Norio Fukushi (b. 1945) studied at Tokyo University of the Arts and in France, where his composition teachers included Tomojiro Ikenouchi and Olivier Messiaen. Writing for both Western and traditional Japanese instruments, his compositions comprise orchestral, chamber, and solo vocal and instrumental music. He has had major works performed in the United States, Canada, Europe, and Asia, and many are available on disc, including Radiant Starlight Pouring Down in Autumn Season (Fontec, 2005), and Dancing Flower Leaves in a Forest (Camerata, 2007). His honors include the Award of Excellence in the National Art Festival held by the Agency for Cultural Affairs (1972), the first Nakajima Contemporary Music Prize (1983), and the Third Saji Keizo Prize (2003). Fukushi has served as President of the Japan Society of Contemporary Music (the Japanese branch of ISCM), as Vice President of the Japan Federation of Authors and Composers Associations, and as a judge for the Music Competition of Japan. He currently teaches at Tokyo University of the Arts, Toho Gakuen School of Music, and Tokyo College of Music.

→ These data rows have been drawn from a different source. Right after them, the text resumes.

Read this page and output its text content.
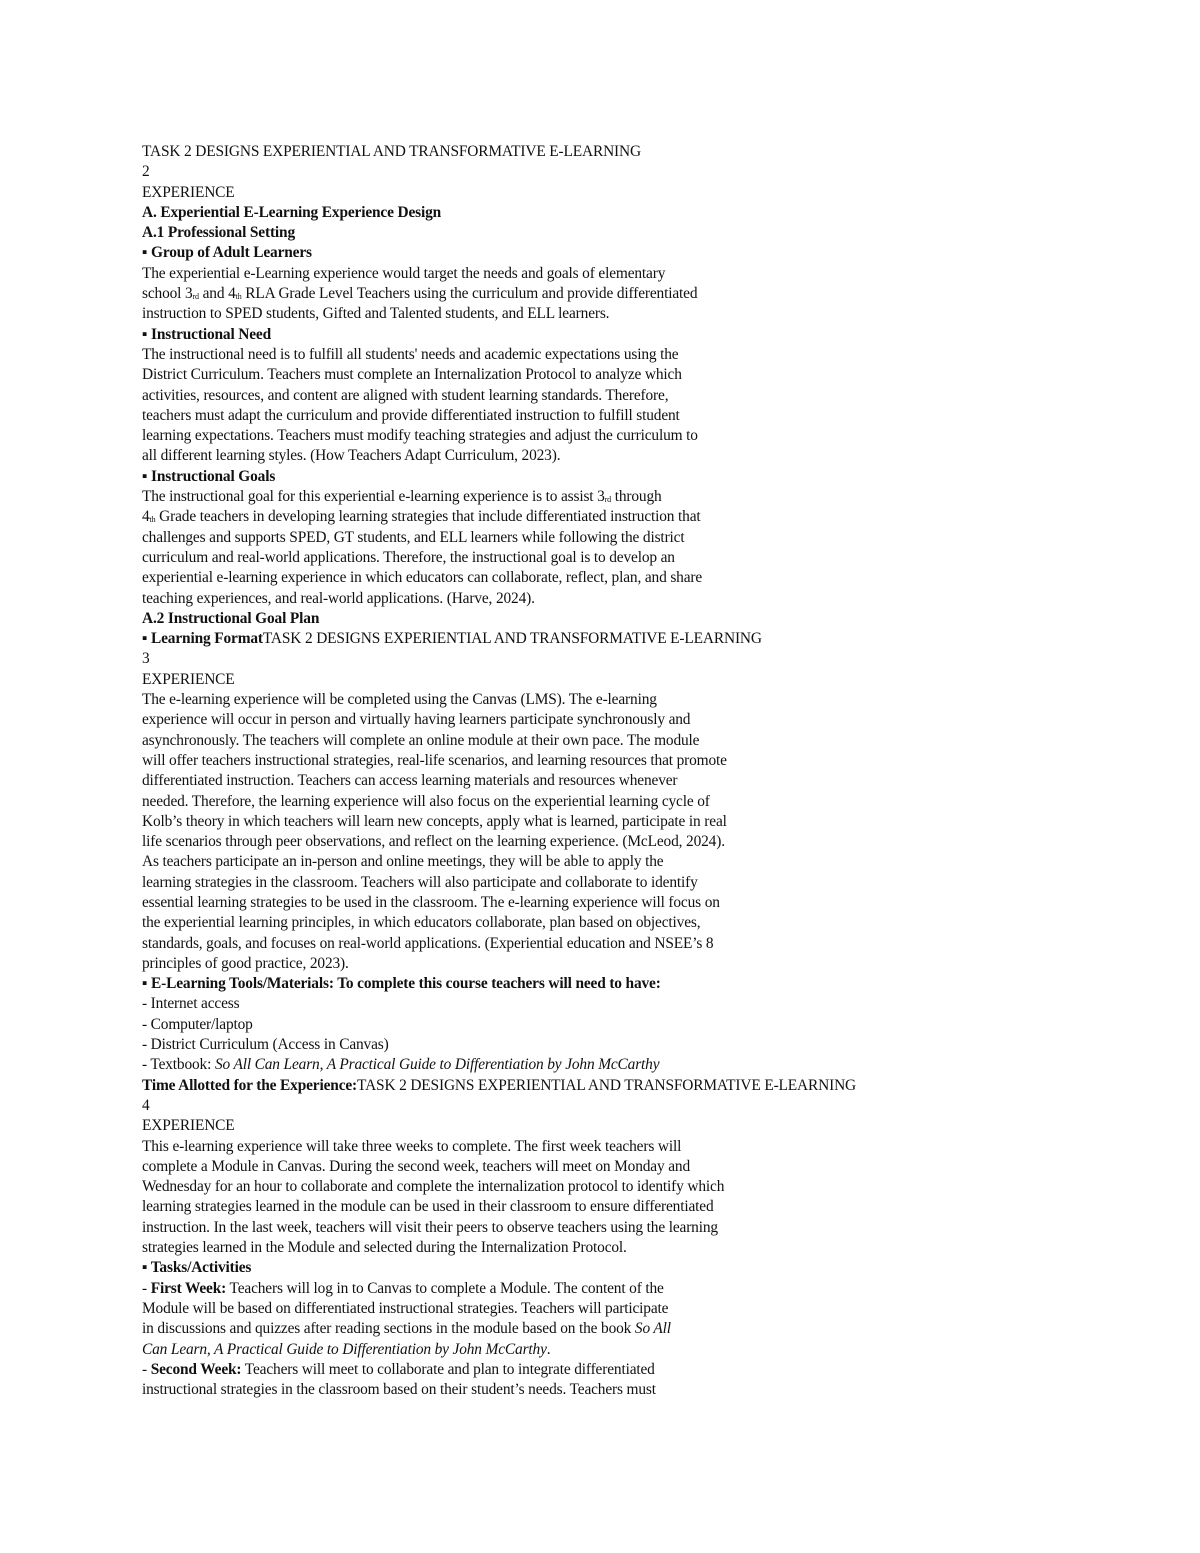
TASK 2 DESIGNS EXPERIENTIAL AND TRANSFORMATIVE E-LEARNING
2
EXPERIENCE
A. Experiential E-Learning Experience Design
A.1 Professional Setting
▪ Group of Adult Learners
The experiential e-Learning experience would target the needs and goals of elementary
school 3rd and 4th RLA Grade Level Teachers using the curriculum and provide differentiated
instruction to SPED students, Gifted and Talented students, and ELL learners.
▪ Instructional Need
The instructional need is to fulfill all students' needs and academic expectations using the
District Curriculum. Teachers must complete an Internalization Protocol to analyze which
activities, resources, and content are aligned with student learning standards. Therefore,
teachers must adapt the curriculum and provide differentiated instruction to fulfill student
learning expectations. Teachers must modify teaching strategies and adjust the curriculum to
all different learning styles. (How Teachers Adapt Curriculum, 2023).
▪ Instructional Goals
The instructional goal for this experiential e-learning experience is to assist 3rd through
4th Grade teachers in developing learning strategies that include differentiated instruction that
challenges and supports SPED, GT students, and ELL learners while following the district
curriculum and real-world applications. Therefore, the instructional goal is to develop an
experiential e-learning experience in which educators can collaborate, reflect, plan, and share
teaching experiences, and real-world applications. (Harve, 2024).
A.2 Instructional Goal Plan
▪ Learning FormatTASK 2 DESIGNS EXPERIENTIAL AND TRANSFORMATIVE E-LEARNING
3
EXPERIENCE
The e-learning experience will be completed using the Canvas (LMS). The e-learning
experience will occur in person and virtually having learners participate synchronously and
asynchronously. The teachers will complete an online module at their own pace. The module
will offer teachers instructional strategies, real-life scenarios, and learning resources that promote
differentiated instruction. Teachers can access learning materials and resources whenever
needed. Therefore, the learning experience will also focus on the experiential learning cycle of
Kolb’s theory in which teachers will learn new concepts, apply what is learned, participate in real
life scenarios through peer observations, and reflect on the learning experience. (McLeod, 2024).
As teachers participate an in-person and online meetings, they will be able to apply the
learning strategies in the classroom. Teachers will also participate and collaborate to identify
essential learning strategies to be used in the classroom. The e-learning experience will focus on
the experiential learning principles, in which educators collaborate, plan based on objectives,
standards, goals, and focuses on real-world applications. (Experiential education and NSEE’s 8
principles of good practice, 2023).
▪ E-Learning Tools/Materials: To complete this course teachers will need to have:
- Internet access
- Computer/laptop
- District Curriculum (Access in Canvas)
- Textbook: So All Can Learn, A Practical Guide to Differentiation by John McCarthy
Time Allotted for the Experience:TASK 2 DESIGNS EXPERIENTIAL AND TRANSFORMATIVE E-LEARNING
4
EXPERIENCE
This e-learning experience will take three weeks to complete. The first week teachers will
complete a Module in Canvas. During the second week, teachers will meet on Monday and
Wednesday for an hour to collaborate and complete the internalization protocol to identify which
learning strategies learned in the module can be used in their classroom to ensure differentiated
instruction. In the last week, teachers will visit their peers to observe teachers using the learning
strategies learned in the Module and selected during the Internalization Protocol.
▪ Tasks/Activities
- First Week: Teachers will log in to Canvas to complete a Module. The content of the
Module will be based on differentiated instructional strategies. Teachers will participate
in discussions and quizzes after reading sections in the module based on the book So All
Can Learn, A Practical Guide to Differentiation by John McCarthy.
- Second Week: Teachers will meet to collaborate and plan to integrate differentiated
instructional strategies in the classroom based on their student’s needs. Teachers must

About Seigai-Ha for 6 Percussionists (2015), the composer writes:
The remains of the Greek era, a temple against the backdrop of the Mediterranean Sea near Naples, which I visited while studying abroad–the huge group of stone pillars of Paestum that remains is greatly involved in the idea of the work. The sound that echoes on the vertical axis. It is struck like a stake according to a certain number of rules, and the gaps sound like a different rule than that number.Fragments are sprinkled, but they are gradually combined and swell like waves to form layers, starting from the point of each grain. The gradation that spreads to the surface covers space-time, and the existence of the stakes is the background. It accepts the appearance, but its role does not change. The stake is the backbone of the work. In 2011, The Sound of a Bell Crossing the Sea for eight percussion instruments was a requiem for those who died in the earthquake. This work is a support message for those who are left behind.